March 1, 2006
because you can’t live in a hammer
Blogs are like hammers. They are tools for building stuff.
When you talk about building a house with a carpenter, you don’t mind him talking about his hammer for a while. Nobody minds indulging a craftsman, within reason.
“This hammer is great for this,” he’ll gush. “This hammer is great for that…”
So you think yes, hammers are good things, and indeed his hammer looks like a particularly fine example.
But eventualy you’re going to interrupt his joyous ode to hammers. After a couple of minutes you’re going to abruptly change the subject:
“Cool. Now let’s talk about the ACTUAL HOUSE you’re going to build for me…”
And if the carpenter is any good, he won’t have any problem with that.








trying to follow your analogy along to it’s logical conclusion here, hugh. as far as i can tell, your analogy breaks down like so…
occupation tool outcome
— — — — — — — — — — –
carpenter hammer house
blogger blog ???
what goes in the ??? space? marketing? conversation? marketing conversation? high sales? sex appeal? all of the above?
or, perhaps, is the word “blogger” incorrect? should the bottom line of my little grid above be
marketer blog sales/sex/market share
?
Man, did you nail that one!
[guffaw. weeze. har har har.]
Seriously, though. This is brilliant, Hugh.
Does this mean the cartoon spree is over?
Very zen, Hugh.
@Scotty — that is what I think Hugh was getting to — don’t tell me about your wonderful blog, tell me what it’s doing for you/me/somebody …
@lisa — somehow I doubt it.
Ding! You win the prize!
Hugh’s right though (as usual). Too many people/companies this year are saying ‘Hey! If I start a blog it’s going to do X,Y,Z for me.’ Wrong. The only one who is going to do X,Y,Z is *you*… like Hugh says, a blog is just one of many tools you can use to do that.

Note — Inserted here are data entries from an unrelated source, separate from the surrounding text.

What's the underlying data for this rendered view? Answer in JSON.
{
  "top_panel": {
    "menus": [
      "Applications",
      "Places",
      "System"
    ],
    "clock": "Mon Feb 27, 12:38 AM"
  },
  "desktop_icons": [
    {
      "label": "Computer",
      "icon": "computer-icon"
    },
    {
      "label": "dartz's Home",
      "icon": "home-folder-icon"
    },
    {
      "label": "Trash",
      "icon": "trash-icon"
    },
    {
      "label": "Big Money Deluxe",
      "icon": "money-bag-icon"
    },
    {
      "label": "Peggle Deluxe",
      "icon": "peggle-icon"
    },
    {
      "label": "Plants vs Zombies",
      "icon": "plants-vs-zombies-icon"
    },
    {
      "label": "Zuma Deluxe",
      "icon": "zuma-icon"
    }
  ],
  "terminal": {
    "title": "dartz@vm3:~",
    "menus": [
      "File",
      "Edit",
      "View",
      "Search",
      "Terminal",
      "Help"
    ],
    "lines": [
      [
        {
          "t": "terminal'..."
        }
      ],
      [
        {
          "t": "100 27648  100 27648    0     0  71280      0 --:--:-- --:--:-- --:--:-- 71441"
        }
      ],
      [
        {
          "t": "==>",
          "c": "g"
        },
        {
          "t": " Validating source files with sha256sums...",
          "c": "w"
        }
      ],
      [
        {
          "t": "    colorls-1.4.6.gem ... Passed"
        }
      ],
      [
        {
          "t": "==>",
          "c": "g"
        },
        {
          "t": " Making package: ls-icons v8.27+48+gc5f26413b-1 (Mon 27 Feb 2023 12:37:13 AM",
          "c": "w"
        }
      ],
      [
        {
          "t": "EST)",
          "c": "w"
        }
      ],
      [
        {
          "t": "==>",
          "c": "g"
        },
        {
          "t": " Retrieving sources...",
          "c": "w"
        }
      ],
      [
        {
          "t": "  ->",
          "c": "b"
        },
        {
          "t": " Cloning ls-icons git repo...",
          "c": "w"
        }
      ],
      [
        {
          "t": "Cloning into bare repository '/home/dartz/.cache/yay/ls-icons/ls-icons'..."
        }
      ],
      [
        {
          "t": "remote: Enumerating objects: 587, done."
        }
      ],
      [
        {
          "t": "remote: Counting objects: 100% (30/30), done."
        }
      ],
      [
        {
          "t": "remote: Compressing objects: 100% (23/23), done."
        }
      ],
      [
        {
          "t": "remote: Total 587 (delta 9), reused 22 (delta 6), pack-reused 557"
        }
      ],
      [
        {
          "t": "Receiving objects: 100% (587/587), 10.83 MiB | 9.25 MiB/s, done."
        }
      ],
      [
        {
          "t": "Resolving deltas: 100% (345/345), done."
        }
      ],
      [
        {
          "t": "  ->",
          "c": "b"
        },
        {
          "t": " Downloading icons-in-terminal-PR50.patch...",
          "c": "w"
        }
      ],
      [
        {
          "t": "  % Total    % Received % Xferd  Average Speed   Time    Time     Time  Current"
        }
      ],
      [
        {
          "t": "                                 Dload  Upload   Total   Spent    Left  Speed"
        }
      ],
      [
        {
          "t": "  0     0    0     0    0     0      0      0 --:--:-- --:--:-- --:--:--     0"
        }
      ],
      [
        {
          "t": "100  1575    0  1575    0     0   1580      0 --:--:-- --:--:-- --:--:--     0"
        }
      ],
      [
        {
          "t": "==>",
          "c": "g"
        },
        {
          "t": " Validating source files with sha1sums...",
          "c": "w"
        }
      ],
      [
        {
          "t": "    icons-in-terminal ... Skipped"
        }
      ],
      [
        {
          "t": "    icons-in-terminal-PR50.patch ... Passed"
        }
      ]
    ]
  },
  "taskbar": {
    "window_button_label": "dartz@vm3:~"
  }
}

Sometimes you hit the nail home, sometimes you bang your thumb?
Ergo, the blogger is more important than the blog?
When trying to get blogs to work in a corporate environment, the most common argument is that: how is that going to affect my bottom line?

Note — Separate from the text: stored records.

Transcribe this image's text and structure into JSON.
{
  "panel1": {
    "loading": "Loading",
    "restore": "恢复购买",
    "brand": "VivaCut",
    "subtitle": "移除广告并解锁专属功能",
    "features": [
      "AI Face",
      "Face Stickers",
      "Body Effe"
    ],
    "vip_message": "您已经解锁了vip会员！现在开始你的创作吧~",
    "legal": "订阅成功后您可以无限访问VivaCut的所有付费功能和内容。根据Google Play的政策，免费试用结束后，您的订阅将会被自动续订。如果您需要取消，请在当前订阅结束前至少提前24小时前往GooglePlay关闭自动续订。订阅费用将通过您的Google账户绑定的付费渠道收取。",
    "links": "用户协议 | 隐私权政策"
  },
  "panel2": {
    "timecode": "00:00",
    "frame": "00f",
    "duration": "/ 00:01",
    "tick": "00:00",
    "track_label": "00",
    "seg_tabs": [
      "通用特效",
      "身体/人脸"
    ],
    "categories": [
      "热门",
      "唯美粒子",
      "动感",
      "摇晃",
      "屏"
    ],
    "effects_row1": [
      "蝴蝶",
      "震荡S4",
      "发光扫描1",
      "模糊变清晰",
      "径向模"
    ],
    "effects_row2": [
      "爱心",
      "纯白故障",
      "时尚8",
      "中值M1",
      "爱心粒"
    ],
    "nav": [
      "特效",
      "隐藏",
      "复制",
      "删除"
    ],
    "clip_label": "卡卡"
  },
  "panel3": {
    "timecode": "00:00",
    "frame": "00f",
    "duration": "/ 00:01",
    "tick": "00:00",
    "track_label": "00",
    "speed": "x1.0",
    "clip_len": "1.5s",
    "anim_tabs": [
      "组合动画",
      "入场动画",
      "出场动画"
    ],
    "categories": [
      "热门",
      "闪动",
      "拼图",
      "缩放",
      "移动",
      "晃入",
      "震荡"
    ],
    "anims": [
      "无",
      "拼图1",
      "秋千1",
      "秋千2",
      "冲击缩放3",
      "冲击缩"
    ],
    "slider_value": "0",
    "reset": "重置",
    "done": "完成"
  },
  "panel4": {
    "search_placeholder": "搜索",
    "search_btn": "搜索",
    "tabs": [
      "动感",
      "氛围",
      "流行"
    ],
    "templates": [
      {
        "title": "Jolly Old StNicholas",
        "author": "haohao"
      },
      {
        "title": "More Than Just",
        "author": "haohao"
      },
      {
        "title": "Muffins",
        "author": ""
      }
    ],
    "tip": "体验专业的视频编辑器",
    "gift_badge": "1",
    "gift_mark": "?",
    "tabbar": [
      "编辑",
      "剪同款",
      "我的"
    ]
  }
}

So, yes, people out there — the ones without blogs
Camilo,
What is writing good for? It’s good for readers who like stories.
If the story is compelling and tied in some way to the product or service offered, you’ve got a winner. Some old schoolers called it branding.
Hugh,
It’s not what some one else can do with their tools for you, it should be, what this can do for others.….

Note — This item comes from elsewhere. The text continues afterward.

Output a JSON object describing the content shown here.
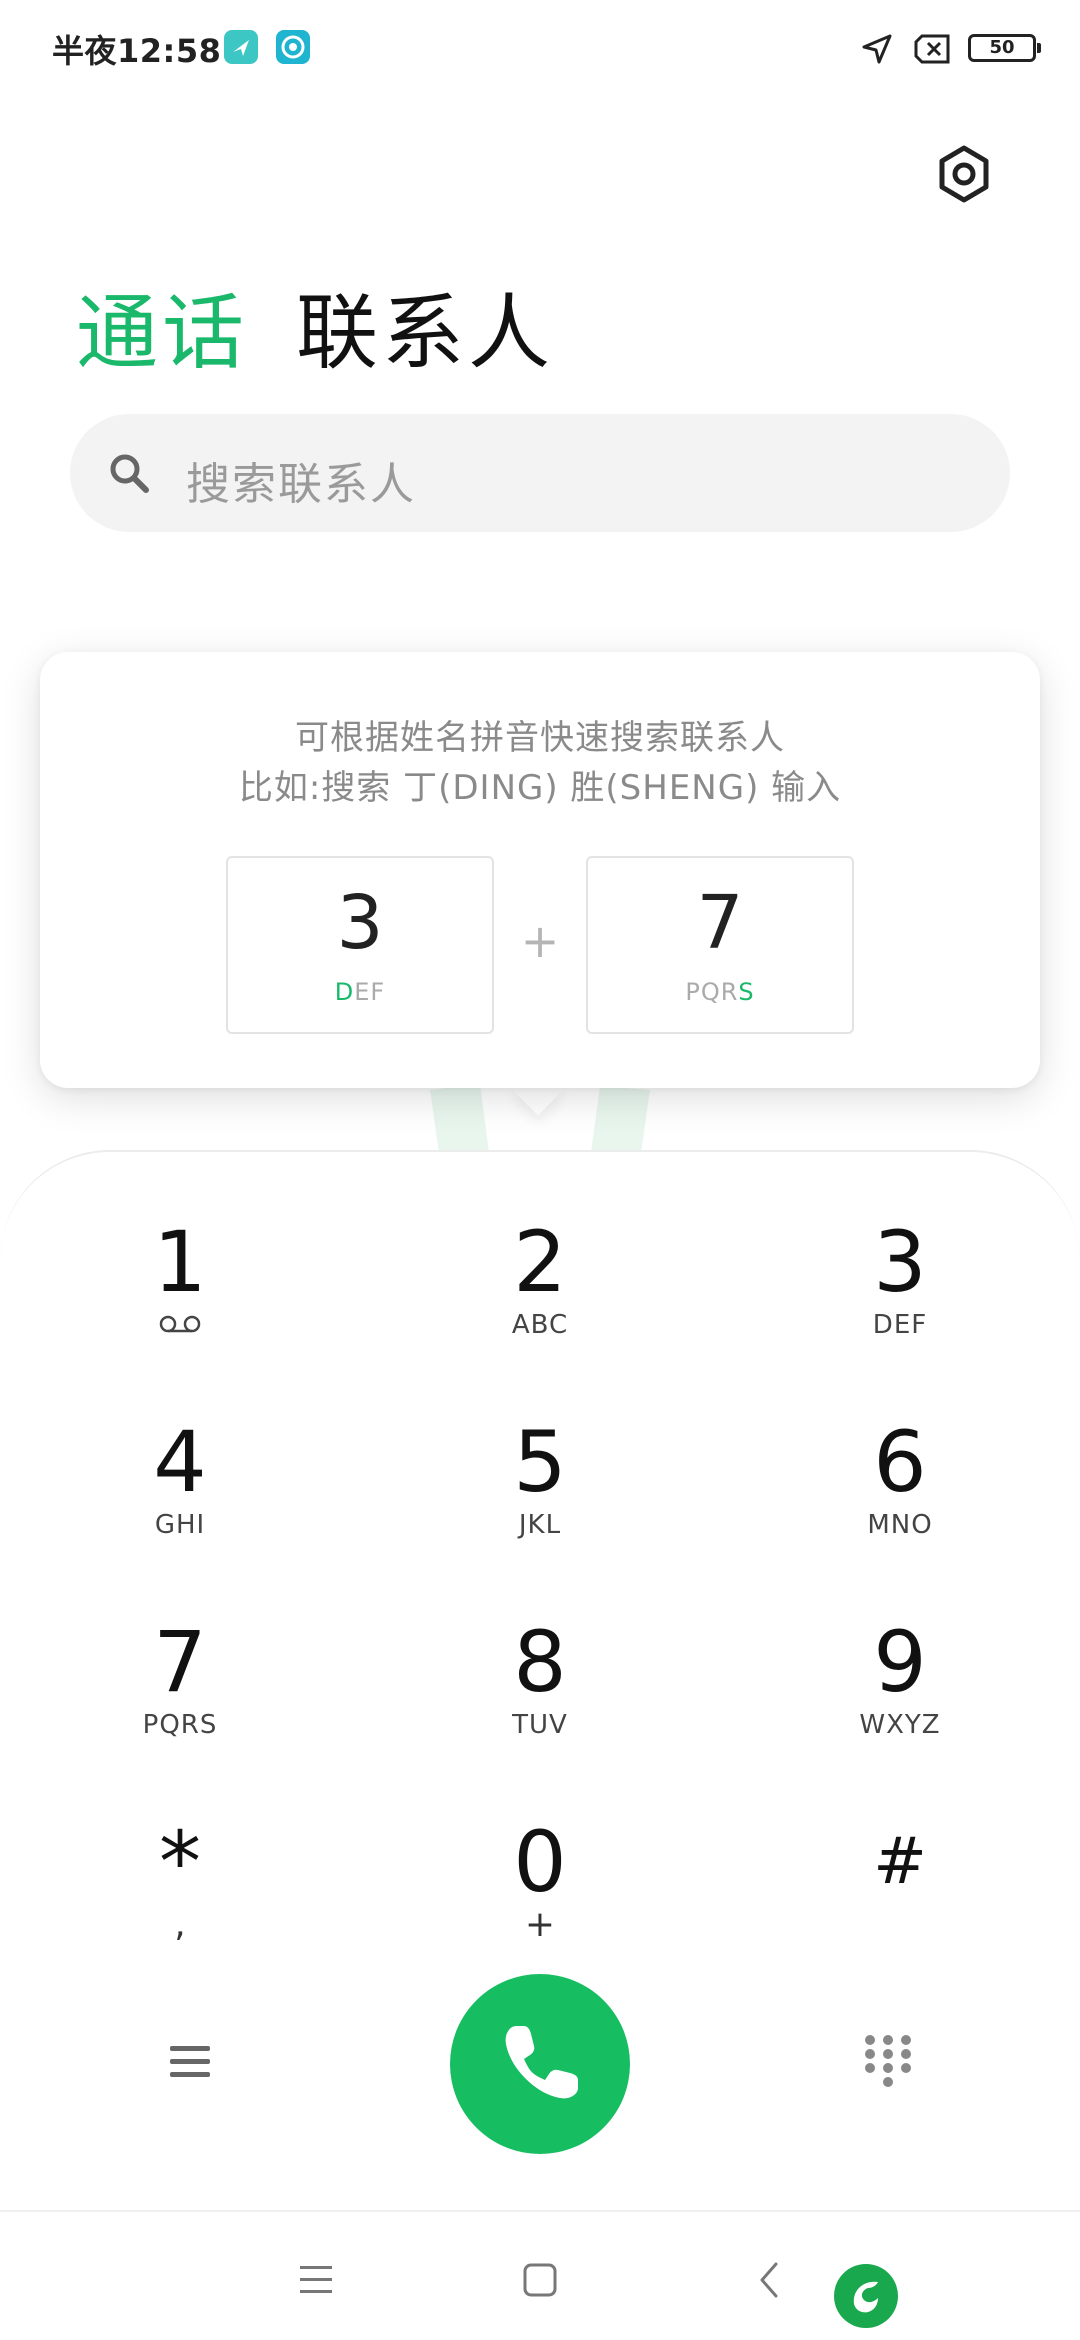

How did all the replies miss “… everything looks like a nail”?
The problem is that blogs are not particularly *good* tools for many tasks, while the marketing reply is that it’s a poor craftsman who blames his tools.
Tailors who sell ultra-luxury items to wealthy men, in a market with a high barrier to entry, are almost pathological exceptions proving the rule.
no – Hugh’s statement comes across as “I don’t care what you do, as long as, it benefits ME”
Which is a sad way to go through life.